Sure, we can jump out of planes, crash through white water and tear up the court on a fast break, but do we ever slow down and think about how this all began? Where do these sports come from? Why do so many people dedicate their recreation time to putting a little white ball in hole, while so few people out there have experienced underwater hockey?

Once in a blue moon an opportunity presents itself which allows us to dig a little deeper, to find out where these sports began, and what makes them so magnetic. Such an opportunity recently asked me to stay late after work, where one of the race horses on our farm was very, very pregnant. Now I may not be real “book smart”, but I know that fairly often, when something is very, very pregnant, it’s because there’s a baby inside of it.

The peculiar thing about babies is that, much like wrongfully committed inmates in movies, they always find a way out (usually right after the plot dilates things get messy).

Having the expertise and the inside track to know that pregnancy often leads to birth, I took the initiative a few weeks ago to ask if I could name any foals that were born in the coming weeks. I was given the green light.

I immediately tore through my collection of Chili Pepper and John Frusciante lyrics, as well as all of the Mitch Hedberg quotes I could find. After narrowing the list down to a single page, I created a bracket – each name would go head-to-head against one another until only one was left standing and declared victorious!

Half-way through this process I found out that horse names are supposed to follow lineage (much like humans I suppose), and so any new foal’s name should try to incorporate some aspect of it’s parents’ or grandparents’ names. So out went my list and in came something that had to relate to “Mach 3” (the father) or “Hurricane Angel” (the mother). Angel is no name for a tyrant of a race horse, and make no mistake about it, this horse will rule the track with an iron fist. Hurricanes, while evil, have gotten a pretty bad wrap in recent years, so I focused my efforts on Mach – Mach in the Park, Machiavelli, Mach Stock and Barrel… and then, one day, driving home from a meeting it hit me: Mach Ness Monster.

Powerful, burly, and a competitor with a one-horse power engine that will tear away from all your Lamborghini’s and Maserati’s as soon as the gate goes up.

That was my vision for Mach Ness.

It turns out I may have to wait a couple of years.
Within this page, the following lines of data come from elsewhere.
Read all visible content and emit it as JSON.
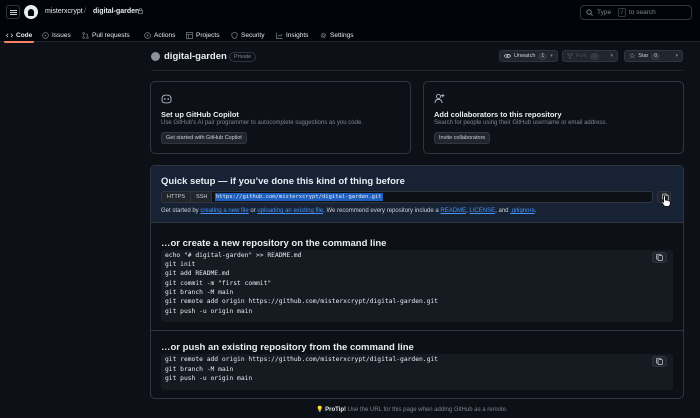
{
  "header": {
    "owner": "misterxcrypt",
    "separator": "/",
    "repo": "digital-garden",
    "search": {
      "type_label": "Type",
      "key": "/",
      "rest": "to search"
    }
  },
  "nav": {
    "tabs": [
      {
        "label": "Code",
        "icon": "code-icon",
        "active": true
      },
      {
        "label": "Issues",
        "icon": "issue-icon"
      },
      {
        "label": "Pull requests",
        "icon": "pull-request-icon"
      },
      {
        "label": "Actions",
        "icon": "play-icon"
      },
      {
        "label": "Projects",
        "icon": "table-icon"
      },
      {
        "label": "Security",
        "icon": "shield-icon"
      },
      {
        "label": "Insights",
        "icon": "graph-icon"
      },
      {
        "label": "Settings",
        "icon": "gear-icon"
      }
    ]
  },
  "repo": {
    "title": "digital-garden",
    "visibility": "Private",
    "unwatch_label": "Unwatch",
    "unwatch_count": "1",
    "fork_label": "Fork",
    "fork_count": "0",
    "star_label": "Star",
    "star_count": "0"
  },
  "cards": {
    "copilot": {
      "title": "Set up GitHub Copilot",
      "desc": "Use GitHub's AI pair programmer to autocomplete suggestions as you code.",
      "button": "Get started with GitHub Copilot"
    },
    "collab": {
      "title": "Add collaborators to this repository",
      "desc": "Search for people using their GitHub username or email address.",
      "button": "Invite collaborators"
    }
  },
  "quick_setup": {
    "title": "Quick setup — if you’ve done this kind of thing before",
    "https": "HTTPS",
    "ssh": "SSH",
    "url": "https://github.com/misterxcrypt/digital-garden.git",
    "line": {
      "prefix": "Get started by ",
      "link1": "creating a new file",
      "mid1": " or ",
      "link2": "uploading an existing file",
      "mid2": ". We recommend every repository include a ",
      "link3": "README",
      "mid3": ", ",
      "link4": "LICENSE",
      "mid4": ", and ",
      "link5": ".gitignore",
      "suffix": "."
    }
  },
  "create_section": {
    "title": "…or create a new repository on the command line",
    "lines": [
      "echo \"# digital-garden\" >> README.md",
      "git init",
      "git add README.md",
      "git commit -m \"first commit\"",
      "git branch -M main",
      "git remote add origin https://github.com/misterxcrypt/digital-garden.git",
      "git push -u origin main"
    ]
  },
  "push_section": {
    "title": "…or push an existing repository from the command line",
    "lines": [
      "git remote add origin https://github.com/misterxcrypt/digital-garden.git",
      "git branch -M main",
      "git push -u origin main"
    ]
  },
  "protip": {
    "bold": "ProTip!",
    "text": " Use the URL for this page when adding GitHub as a remote."
  },
  "colors": {
    "background": "#0d1117",
    "header": "#010409",
    "accent": "#f78166",
    "link": "#4493f8",
    "setup_highlight": "#172235"
  }
}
As we walked down to the barn at 5:30am, there was Hurricane Angel, as big as ever. Blood visibly coursing through the veins around her stomach as she sat up, then laid down, then sat back up. It was go time.

Most horses will avoid going into labour when humans are around, however, Hurricane Angel seems to prefer their company. This means it’s a rare occurrence to witness the birthing process. I realized just how rare when the vet showed up as we were preparing for the main event and asked if we could take some pictures on her camera – apparently even a horse veterinarian doesn’t get to see this very often.

What happened next was a little icky for a sheltered suburban boy such as myself, but it had me amazed nonetheless.

Delivering the Mach Ness Monster was an eye opener, but it was the minutes and hours afterwards that brought me the most sense of amazement. Within 30 minutes of climbing out of the womb, Mach Ness was standing under his own power. A day later he was running around the field, tip toeing through snow and leapfrogging piles of hay – take that human baby!

The near-blindness of newborn foals means that fences can sneak up on them as they adjust to their new found speed, which always makes for some antagonizing moments for their owners and anyone who doesn’t want to see them run into a fence. The world’s a big scary place, even for a monster – but you still have to get out there and run around.